Background In the process of radiotherapy planning for esophageal cancer, it is necessary to consider the dose constraints of multiple organs at risk. Automatic planning can effectively reduce the influence of human subjective factors on the quality of the plan.
Objective To comprehensively evaluate the optimization performance and clinical application value of double arc and single arc automatic volume modulated arc therapy (A-VMAT) for esophageal cancer based on auto planning technology, so as to realize the optimization of automatic plan design strategy.

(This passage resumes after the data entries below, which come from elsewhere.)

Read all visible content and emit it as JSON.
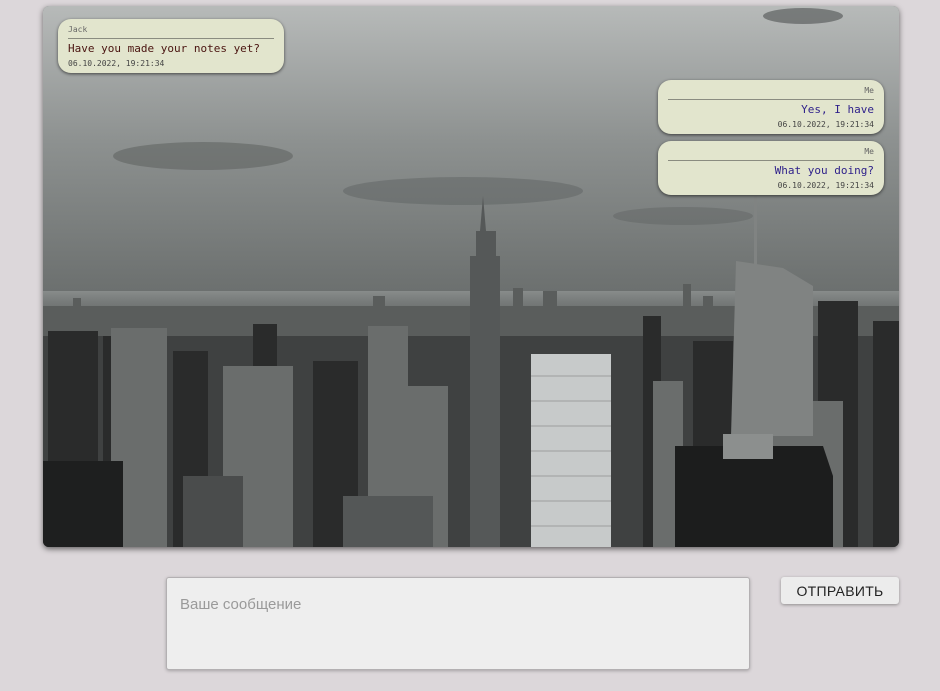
{
  "chat": {
    "background_image": "city-skyline-photo",
    "messages": [
      {
        "author": "Jack",
        "text": "Have you made your notes yet?",
        "time": "06.10.2022, 19:21:34",
        "side": "incoming"
      },
      {
        "author": "Me",
        "text": "Yes, I have",
        "time": "06.10.2022, 19:21:34",
        "side": "outgoing"
      },
      {
        "author": "Me",
        "text": "What you doing?",
        "time": "06.10.2022, 19:21:34",
        "side": "outgoing"
      }
    ]
  },
  "composer": {
    "placeholder": "Ваше сообщение",
    "value": ""
  },
  "send_button": {
    "label": "ОТПРАВИТЬ"
  },
  "colors": {
    "page_background": "#dcd7da",
    "bubble_background": "#e2e5cd",
    "incoming_text": "#4a1410",
    "outgoing_text": "#2d1f8a"
  }
}
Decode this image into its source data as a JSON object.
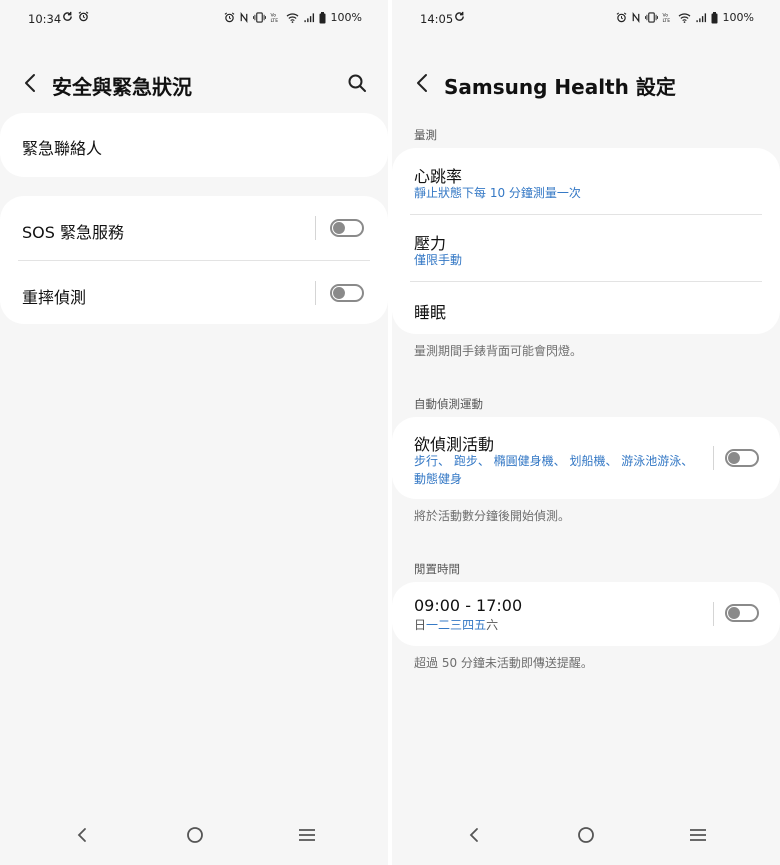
{
  "left": {
    "status": {
      "time": "10:34",
      "battery": "100%"
    },
    "title": "安全與緊急狀況",
    "emergency_contacts": "緊急聯絡人",
    "sos": {
      "label": "SOS 緊急服務",
      "enabled": false
    },
    "fall_detection": {
      "label": "重摔偵測",
      "enabled": false
    }
  },
  "right": {
    "status": {
      "time": "14:05",
      "battery": "100%"
    },
    "title": "Samsung Health 設定",
    "measure": {
      "header": "量測",
      "heart_rate": {
        "label": "心跳率",
        "sub": "靜止狀態下每 10 分鐘測量一次"
      },
      "stress": {
        "label": "壓力",
        "sub": "僅限手動"
      },
      "sleep": {
        "label": "睡眠"
      },
      "note": "量測期間手錶背面可能會閃燈。"
    },
    "auto_detect": {
      "header": "自動偵測運動",
      "activities": {
        "label": "欲偵測活動",
        "sub_line1": "步行、 跑步、 橢圓健身機、 划船機、 游泳池游泳、",
        "sub_line2": "動態健身",
        "enabled": false
      },
      "note": "將於活動數分鐘後開始偵測。"
    },
    "idle": {
      "header": "閒置時間",
      "time_range": "09:00 - 17:00",
      "days": {
        "sun": "日",
        "mon": "一",
        "tue": "二",
        "wed": "三",
        "thu": "四",
        "fri": "五",
        "sat": "六"
      },
      "enabled": false,
      "note": "超過 50 分鐘未活動即傳送提醒。"
    }
  },
  "colors": {
    "accent": "#3478c5",
    "background": "#f6f6f6",
    "card": "#ffffff",
    "toggle_off": "#8a8a8a"
  }
}
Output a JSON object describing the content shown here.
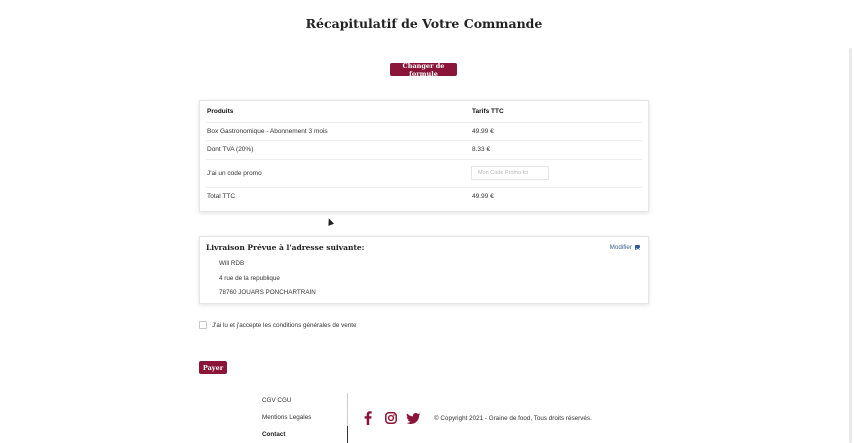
{
  "page": {
    "title": "Récapitulatif de Votre Commande"
  },
  "actions": {
    "change_formula": "Changer de formule",
    "pay": "Payer"
  },
  "order": {
    "headers": {
      "product": "Produits",
      "price": "Tarifs TTC"
    },
    "rows": [
      {
        "label": "Box Gastronomique - Abonnement 3 mois",
        "value": "49.99 €"
      },
      {
        "label": "Dont TVA (20%)",
        "value": "8.33 €"
      }
    ],
    "promo": {
      "label": "J'ai un code promo",
      "placeholder": "Mon Code Promo Ici"
    },
    "total": {
      "label": "Total TTC",
      "value": "49.99 €"
    }
  },
  "delivery": {
    "title": "Livraison Prévue à l'adresse suivante:",
    "modify_label": "Modifier",
    "name": "Will RDB",
    "street": "4 rue de la republique",
    "city": "78760 JOUARS PONCHARTRAIN"
  },
  "terms": {
    "label": "J'ai lu et j'accepte les conditions générales de vente",
    "checked": false
  },
  "footer": {
    "links": [
      "CGV CGU",
      "Mentions Legales",
      "Contact"
    ],
    "social": [
      "facebook-icon",
      "instagram-icon",
      "twitter-icon"
    ],
    "copyright": "© Copyright 2021 - Graine de food, Tous droits réservés."
  },
  "colors": {
    "brand": "#8a1538",
    "link": "#3a5f8f"
  }
}
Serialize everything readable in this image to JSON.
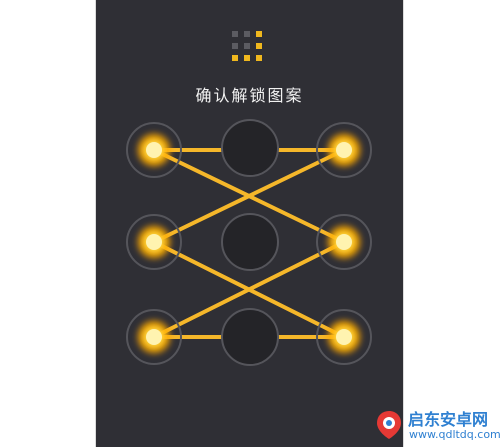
{
  "screen": {
    "prompt": "确认解锁图案"
  },
  "pattern_preview": {
    "cells": [
      false,
      false,
      true,
      false,
      false,
      true,
      true,
      true,
      true
    ]
  },
  "pattern": {
    "selected_nodes": [
      1,
      3,
      4,
      6,
      7,
      9
    ],
    "unselected_nodes": [
      2,
      5,
      8
    ],
    "path_order": [
      1,
      9,
      7,
      3
    ],
    "path_order_2": [
      1,
      3
    ],
    "active_color": "#ffb300",
    "line_color": "#f5b72a",
    "ring_color": "#55555b",
    "inactive_fill": "#242428"
  },
  "watermark": {
    "title": "启东安卓网",
    "url": "www.qdltdq.com",
    "brand_color": "#2f80d1",
    "accent_color": "#e53935"
  }
}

Methods Sixteen patients with esophageal cancer who received treatment in our hospital from October 2018 to December 2020 were selected. Double arc manual VMAT (DA-M-VMAT) was designed manually by pinnacle3 planning system. The dose volume histogram parameters were collected as the optimization parameters of auto-planning to design the double arc A-VMAT (DA-A-VMAT) and single arc A-VMAT (SA-A-VMAT), respectively. The parameters of target areas and organs at risk of each plan were analyzed and compared statistically in order to evaluate the optimization performance of AP techniques in different radiation fields.
Results Target’s HI results of DA-M-VMAT plan and DA-A-VMAT plan were better than SA-A-VMAT plan, but only the pGTV had statistical difference (F=5.101; P=0.010). The average MUs of DA-A-VMAT plan was higher than that of DA-M-VMAT plan, while that of SA-A-VMAT plan was lower than that of DA-M-VMAT plan, without significant difference (F=1.317; P=0.278). For the total lung, the volume parameters of V5, V10 and other low-dose areas in A-VMAT plan were higher than those in DA-M-VMAT plan. The parameters of V20 and above showed the opposite trend, and SA-A-VMAT had better lung tissue protection than DA-A-VMAT, but there was no significant difference (P > 0.05). For heart, the analysis results were consistent with those of the total lung for each dose volume parameter of V20 and above.
Conclusion Compared with DA-M-VMAT, both DA-A-VMAT and SA-A-VMAT can achieve the best target dose distribution and lower normal tissue dose in patients with esophageal cancer. The SA-A-VMAT has a faster clinical delivery efficiency and is more suitable for clinical treatment.